I’ve been writing to you kind folks for a few months and although I’ve shared about our lives, I don’t think I ever took the time to properly introduce myself and my little clan. I never really know how to describe people or what people really want to know, so I’ll just share a load of random, unrelated and probably uninteresting facts which I think is much more telling than any stinking résumé.
We’ll start with E. She’s 3 years old and on any given day can be found wandering the house demanding that everyone walk the plank or begging, pleading that I turn on My Big Big Friend. She has amazing hair and is obsessed with bugs. E has a bizarre quirk similar to Brick on “The Middle” and always, always repeats back the last word spoken to her.
Me: Tell Daddy what we did today.
Me: Did we go to the park?
E: The park.
Me: Mommy is your favorite, right?
Next up is B. B – also known as Bebe, Chunk, Drama Baby and Bear – is almost 16 months old and likes to pretend she’s 10 months old again and helpless. She gets all, “I’m sorry, I’m pretending I don’t know how to walk today. But thanks for the $50 shoes.” Or “Yea, it’s 104° and I’m flushed and overheated but I’m also part of a sippy cup union and I’ve held that thing up to my parched lips for far too long today. So if you want me to drink, you’re going to have to hold it for me. You understand.” She also has amazing Donald Trump hair and her first word was “snack.” She requires no sleep.
My husband. The Hub.
Side note, The Hub is also the name of a huge general purpose and administration building/campus center at Penn State and it sometimes feels weird referring to my husband as place I napped between classes. So, I’ll start referring to him as “J” more often.
The Hub/J-man is pretty stinking smart. Like, annoyingly smart. My family will call me looking for an answer to a mystery question but then ask to talk to J because surely he knows better than I do, even if the question is related to depilatories or breastfeeding (both clearly within the realm of his expertise). He’s that smart. His hair grows straight of his head and he is an awesome cook (probably unrelated). He would like me to note that this is an unauthorized biography.
Our shared love of documentaries, disinterest in sports, and general distrust of The Man have kept us together all these years. Plus, he puts up with my shenanigans.

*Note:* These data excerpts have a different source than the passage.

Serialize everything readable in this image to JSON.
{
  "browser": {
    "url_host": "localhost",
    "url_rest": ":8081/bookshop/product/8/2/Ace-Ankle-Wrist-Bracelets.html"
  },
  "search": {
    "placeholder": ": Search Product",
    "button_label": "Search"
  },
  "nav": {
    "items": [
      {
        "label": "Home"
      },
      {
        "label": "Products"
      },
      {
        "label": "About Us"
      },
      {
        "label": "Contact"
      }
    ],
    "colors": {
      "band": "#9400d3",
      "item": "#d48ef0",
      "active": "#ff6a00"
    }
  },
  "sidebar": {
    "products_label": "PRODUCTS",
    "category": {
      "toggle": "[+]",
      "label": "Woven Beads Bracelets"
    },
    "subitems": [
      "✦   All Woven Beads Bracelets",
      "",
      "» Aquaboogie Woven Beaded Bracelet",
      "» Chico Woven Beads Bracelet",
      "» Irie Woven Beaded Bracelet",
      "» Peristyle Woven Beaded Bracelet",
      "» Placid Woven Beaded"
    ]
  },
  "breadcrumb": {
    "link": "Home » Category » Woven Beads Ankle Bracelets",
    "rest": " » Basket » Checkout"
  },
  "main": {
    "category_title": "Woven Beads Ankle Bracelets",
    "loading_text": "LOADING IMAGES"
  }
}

Ah, lastly, me. Liz. Have I ever properly introduced myself? I don’t think so. Hi. My name is Liz. I’m 27. Or 28? I can never remember. I’m quite tall but never played basketball or volleyball. I’ve never won anything but the closest I came was runner-up for the 2002 Lawrence County Fair Queen. The title was thieved from me, I tell you. My degree and career was in public relations which I am obviously putting to good use. I spent most of my early 20s trying to become important by society’s standards before fully realizing this life and this world are not what it’s all about. I am a horrible housekeeper and love to cook, which is a terrible combination. I grew up on a farm and yet our garden yields only mint and jalapeños. I have an amazing sense of direction and can remember really minute, unimportant details about people I’ve met only briefly. It makes them really uncomfortable when I can remember their child’s middle name and yet they can’t even remember meeting me.
There you have it. What a terrifying little glance into our lives.
I showed you ours, so show me yours – say “hello” and tell me something random about yourself!